Indian Act November 29th, 2017

Mr. Speaker, one of the questions that remain is the fact that even after the passage of Bill S-3, none of the lady warriors who litigated this issue for some 40 years would be accorded 6(1)(a) status. In fact, they wrote a letter to the minister who spoke before and the Minister of Justice, which states, “Our reading of the motion introduced by Senator Peter Harder in the Senate on November 8, 2017 is that we, and many other indigenous women who are similarly situated, will not be accorded 6(1)a) status when Bill S-3 passes.”

This is squarely equality delayed, and therefore equality denied. I would like my colleague to comment.

Indian Act November 29th, 2017

Mr. Speaker, I thank the minister for her speech on a topic that I, as an aboriginal person, always find difficult to address. It is hard to address a topic like the Indian Act.

As hon. members know, I have always considered the Indian Act to be archaic, colonialist, sexist, and racist. All those adjectives apply in this case.

I would like to know whether the minister believes that the current version of Bill S-3 eliminates all forms of discrimination under the Indian Act. I would like to hear what she has to say about that.

Indigenous Affairs October 24th, 2017

Mr. Speaker, last year, the Human Rights Tribunal found the federal government guilty of discrimination against first nations children. An internal memo confirms that Health Canada knew about this serious problem and had no intention of making any changes. After two years and three compliance orders, the Liberals have done nothing.

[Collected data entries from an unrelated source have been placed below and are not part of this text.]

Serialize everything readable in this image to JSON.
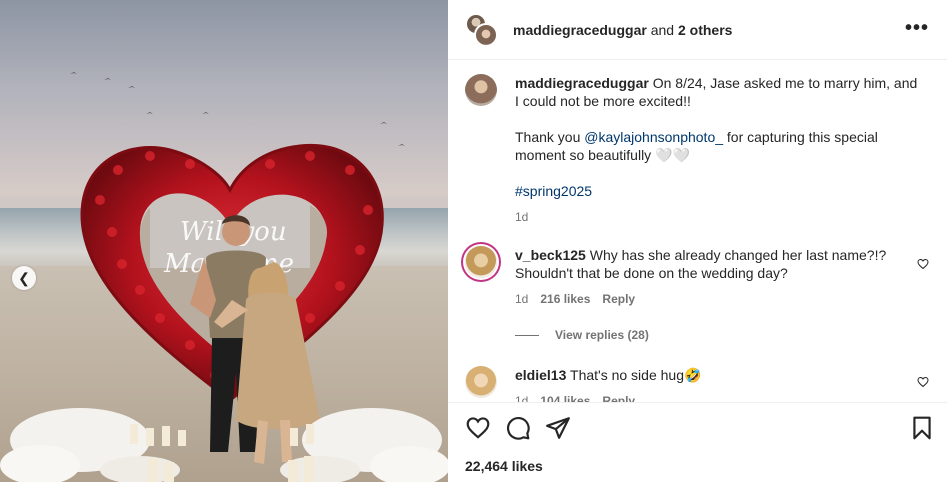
{
  "header": {
    "username": "maddiegraceduggar",
    "others_text": " and ",
    "others_count": "2 others",
    "more_label": "•••"
  },
  "caption": {
    "username": "maddiegraceduggar",
    "text_line1": " On 8/24, Jase asked me to marry him, and I could not be more excited!!",
    "thanks_prefix": "Thank you ",
    "mention": "@kaylajohnsonphoto_",
    "thanks_suffix": " for capturing this special moment so beautifully 🤍🤍",
    "hashtag": "#spring2025",
    "time": "1d"
  },
  "comments": [
    {
      "username": "v_beck125",
      "text": " Why has she already changed her last name?!? Shouldn't that be done on the wedding day?",
      "time": "1d",
      "likes": "216 likes",
      "reply": "Reply",
      "view_replies": "View replies (28)"
    },
    {
      "username": "eldiel13",
      "text": " That's no side hug🤣",
      "time": "1d",
      "likes": "104 likes",
      "reply": "Reply"
    }
  ],
  "actions": {
    "likes_count": "22,464 likes"
  },
  "photo": {
    "neon_line1": "Will you",
    "neon_line2": "Marry me"
  },
  "icons": {
    "prev": "chevron-left-icon",
    "like": "heart-icon",
    "comment": "comment-icon",
    "share": "send-icon",
    "save": "bookmark-icon",
    "comment_like": "heart-icon",
    "more": "more-horizontal-icon"
  },
  "colors": {
    "link": "#00376b",
    "muted": "#737373",
    "rose": "#b3121d"
  }
}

When will the minister address this major problem that has been lingering in her department or does her government's most important relationship not include indigenous children?

Indigenous Affairs October 20th, 2017

Mr. Speaker, the indigenous people of Canada, Mexico and the United States did not have much of a say in the initial NAFTA negotiations.

The government made a commitment to include a chapter on the rights of indigenous people in their proposals. The concern, however, is that, in light of the Americans' demands, their fundamental rights will be ignored once again.

Will the government commit to pursuing a chapter on indigenous rights during the NAFTA renegotiations?

Business of Supply October 19th, 2017

Madam Speaker, I do not think it is a question of taking our time, but rather a question of not taking time forever. The Liberals have been in power for the last two years, and time, according to me, is running out.

Business of Supply October 19th, 2017

Madam Speaker, I thank my colleague for her question. Given that my amendment was rejected, I want to emphasize how much this motion is missing some fundamental elements, which is why I oppose it. I think something fundamental is missing. It is unfortunate that my amendment was rejected, although I fully understand the reasoning behind it.

My colleague raises an important aspect of the forestry industry. In many communities, including in my riding, success stories do exist. Take, for example, Chantiers Chibougamau, a lumber yard which has been investing heavily in innovation for many years now. It is known and highly regarded around the world for its construction materials. To give an example, the roof of the Buffalo Sabres training centre was built using Chantiers Chibougamau products, which is why it is so important that we have a good softwood lumber agreement.